Friday, November 2, 2012
Combination of Dried Chilies (9 Total)
1 Large Yellow Onion, diced
4 Garlic Cloves, minced
15oz Diced Tomatoes
15oz Tomato Sauce
12oz Dark Beer
2tsp Cumin, your mouth
32oz Canned Red Beans, undrained
2lbs Beef Stew Meat
Vinegar, a healthy splash
For this chili I used whole dried chilies in lieu of chili powder. Chili with chilies. Totally revolutionary and counterintuitive, I know. I’m not sure why I never did this previously but it probably has something to do with being dumb as fuck, like you. Good thing my case of the stupids was only temporary.
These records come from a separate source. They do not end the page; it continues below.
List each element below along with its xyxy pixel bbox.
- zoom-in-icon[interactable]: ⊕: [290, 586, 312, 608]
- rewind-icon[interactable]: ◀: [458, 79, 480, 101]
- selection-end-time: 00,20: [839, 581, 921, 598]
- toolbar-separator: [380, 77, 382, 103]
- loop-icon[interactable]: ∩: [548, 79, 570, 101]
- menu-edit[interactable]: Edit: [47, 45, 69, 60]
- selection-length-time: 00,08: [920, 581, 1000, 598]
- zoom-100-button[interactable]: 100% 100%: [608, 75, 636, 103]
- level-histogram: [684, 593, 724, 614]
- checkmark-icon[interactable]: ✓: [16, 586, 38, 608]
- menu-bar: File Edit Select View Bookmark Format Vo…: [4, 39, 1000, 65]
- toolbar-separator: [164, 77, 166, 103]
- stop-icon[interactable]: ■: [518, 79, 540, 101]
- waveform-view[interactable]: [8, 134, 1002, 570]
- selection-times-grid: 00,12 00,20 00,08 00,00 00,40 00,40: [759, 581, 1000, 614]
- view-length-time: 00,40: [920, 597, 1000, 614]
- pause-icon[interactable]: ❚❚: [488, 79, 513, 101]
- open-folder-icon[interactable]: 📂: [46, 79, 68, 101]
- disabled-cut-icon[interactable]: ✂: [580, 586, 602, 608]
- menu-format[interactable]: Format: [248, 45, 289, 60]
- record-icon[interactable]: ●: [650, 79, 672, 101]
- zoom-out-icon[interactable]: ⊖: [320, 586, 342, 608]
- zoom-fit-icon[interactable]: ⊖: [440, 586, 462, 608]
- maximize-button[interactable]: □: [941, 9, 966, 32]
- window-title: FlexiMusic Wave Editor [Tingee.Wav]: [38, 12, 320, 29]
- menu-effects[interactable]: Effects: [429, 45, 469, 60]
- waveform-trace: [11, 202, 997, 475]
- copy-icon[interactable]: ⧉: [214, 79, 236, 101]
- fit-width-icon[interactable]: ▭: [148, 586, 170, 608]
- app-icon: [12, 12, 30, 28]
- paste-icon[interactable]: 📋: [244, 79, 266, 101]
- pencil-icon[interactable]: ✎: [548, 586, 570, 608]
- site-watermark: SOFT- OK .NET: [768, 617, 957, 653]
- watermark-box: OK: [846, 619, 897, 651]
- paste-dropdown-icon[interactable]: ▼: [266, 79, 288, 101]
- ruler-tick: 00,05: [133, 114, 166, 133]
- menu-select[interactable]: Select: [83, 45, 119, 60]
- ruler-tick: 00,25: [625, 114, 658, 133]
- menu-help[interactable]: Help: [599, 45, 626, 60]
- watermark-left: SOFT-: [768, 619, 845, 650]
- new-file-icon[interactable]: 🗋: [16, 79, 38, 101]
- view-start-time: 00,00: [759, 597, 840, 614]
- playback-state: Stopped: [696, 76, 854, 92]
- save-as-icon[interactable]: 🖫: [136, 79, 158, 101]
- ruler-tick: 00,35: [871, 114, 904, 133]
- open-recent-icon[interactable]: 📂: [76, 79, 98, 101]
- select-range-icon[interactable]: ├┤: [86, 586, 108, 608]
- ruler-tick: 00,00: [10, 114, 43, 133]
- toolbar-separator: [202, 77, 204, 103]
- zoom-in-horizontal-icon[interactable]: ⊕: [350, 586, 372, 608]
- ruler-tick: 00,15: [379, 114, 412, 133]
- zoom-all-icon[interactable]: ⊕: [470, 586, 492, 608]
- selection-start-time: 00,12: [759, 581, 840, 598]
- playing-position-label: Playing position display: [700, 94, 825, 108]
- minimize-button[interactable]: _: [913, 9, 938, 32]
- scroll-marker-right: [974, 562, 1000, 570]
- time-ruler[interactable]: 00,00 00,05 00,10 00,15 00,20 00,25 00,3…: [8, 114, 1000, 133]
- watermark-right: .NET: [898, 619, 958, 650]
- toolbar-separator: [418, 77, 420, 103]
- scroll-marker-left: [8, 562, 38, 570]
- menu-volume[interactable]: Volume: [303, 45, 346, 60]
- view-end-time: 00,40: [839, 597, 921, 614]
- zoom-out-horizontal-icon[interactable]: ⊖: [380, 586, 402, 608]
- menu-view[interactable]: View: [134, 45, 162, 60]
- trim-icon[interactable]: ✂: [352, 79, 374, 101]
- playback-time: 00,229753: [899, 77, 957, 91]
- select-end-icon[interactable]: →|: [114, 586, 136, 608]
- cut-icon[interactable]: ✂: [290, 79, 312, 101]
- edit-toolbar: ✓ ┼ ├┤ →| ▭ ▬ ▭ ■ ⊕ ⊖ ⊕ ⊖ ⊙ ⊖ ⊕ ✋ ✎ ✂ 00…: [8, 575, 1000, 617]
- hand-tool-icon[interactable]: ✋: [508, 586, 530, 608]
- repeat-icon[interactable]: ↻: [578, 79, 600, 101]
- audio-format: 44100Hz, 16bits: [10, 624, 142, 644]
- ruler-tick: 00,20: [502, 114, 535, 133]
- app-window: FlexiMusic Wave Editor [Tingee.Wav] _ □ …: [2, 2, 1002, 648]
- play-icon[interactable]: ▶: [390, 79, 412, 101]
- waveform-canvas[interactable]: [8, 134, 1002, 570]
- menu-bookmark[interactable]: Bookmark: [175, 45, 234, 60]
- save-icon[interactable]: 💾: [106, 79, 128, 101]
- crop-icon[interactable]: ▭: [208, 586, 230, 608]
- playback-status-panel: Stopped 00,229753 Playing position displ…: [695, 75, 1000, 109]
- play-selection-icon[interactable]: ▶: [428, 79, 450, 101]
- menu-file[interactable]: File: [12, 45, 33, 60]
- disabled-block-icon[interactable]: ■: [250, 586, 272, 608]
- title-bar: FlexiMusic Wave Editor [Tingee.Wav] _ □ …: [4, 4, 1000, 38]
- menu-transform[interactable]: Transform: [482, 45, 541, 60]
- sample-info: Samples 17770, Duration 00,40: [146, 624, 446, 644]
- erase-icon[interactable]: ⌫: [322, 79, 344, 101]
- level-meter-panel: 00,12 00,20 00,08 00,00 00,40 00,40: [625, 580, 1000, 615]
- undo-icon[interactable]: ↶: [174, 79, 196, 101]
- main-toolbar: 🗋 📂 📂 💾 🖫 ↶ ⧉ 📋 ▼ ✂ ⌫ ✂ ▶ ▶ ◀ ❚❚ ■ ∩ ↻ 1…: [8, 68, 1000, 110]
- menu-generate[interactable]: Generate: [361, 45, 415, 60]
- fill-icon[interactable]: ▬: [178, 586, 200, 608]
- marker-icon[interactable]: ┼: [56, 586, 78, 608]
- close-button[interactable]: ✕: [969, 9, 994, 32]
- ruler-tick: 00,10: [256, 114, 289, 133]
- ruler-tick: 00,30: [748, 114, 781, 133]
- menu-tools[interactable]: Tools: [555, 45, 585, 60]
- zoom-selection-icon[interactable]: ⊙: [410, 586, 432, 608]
I will definitely use a different ratio, and possibly combination, of dried chilies in the future (these were just the ones I had leftover from the Mole Poblano), but once I nail it I will be contacting the Guinness Book of World Records for Best Chili in the History of Human Civilization. While I’m at it I should ask them if I win Most Dishes that Resemble Fecal Matter.
Pan fry the chilies in some vegetable oil until they are all poofy and slightly browned. Toss them in a big bowl of water and let them soak for about an hour. They should be as soft as a dick at a Cat Lady Convention. Remove the seeds, coarsely chop, throw them in a food processor, and pulse the living fuck out of them. Add just enough of the soaking water (and/or canned chipotles with adobo sauce) to create a paste. Set aside.
Sauté the onion until soft. “When I was at the store I saw two types of yellow looking onions. Some were labeled as Sweet Onions and the others as Yellow Onions. Which ones should I use?” Gee, maybe you should pick the ones that are both yellow and labeled as yellow since I said to use goddamn yellow onions, fuckjob. Add the garlic and cook until fragrant. “My garlic is already fragrant and I haven’t even put it in the pan.” Holy shit. I mean until that green smell starts to dissipate. “What does green smell like?” It smells like fucking green, now shut up.
Dump in everything else, including the chile paste, and bring to a boil. Drop the heat and simmer for about three hours, stirring every half a beer. “Half a beer? How long is that? How do I know when to stir it?” Well how long does it take you to drink half a beer? “About an hour.” Pussy. Stir it every 15 minutes. Eat it.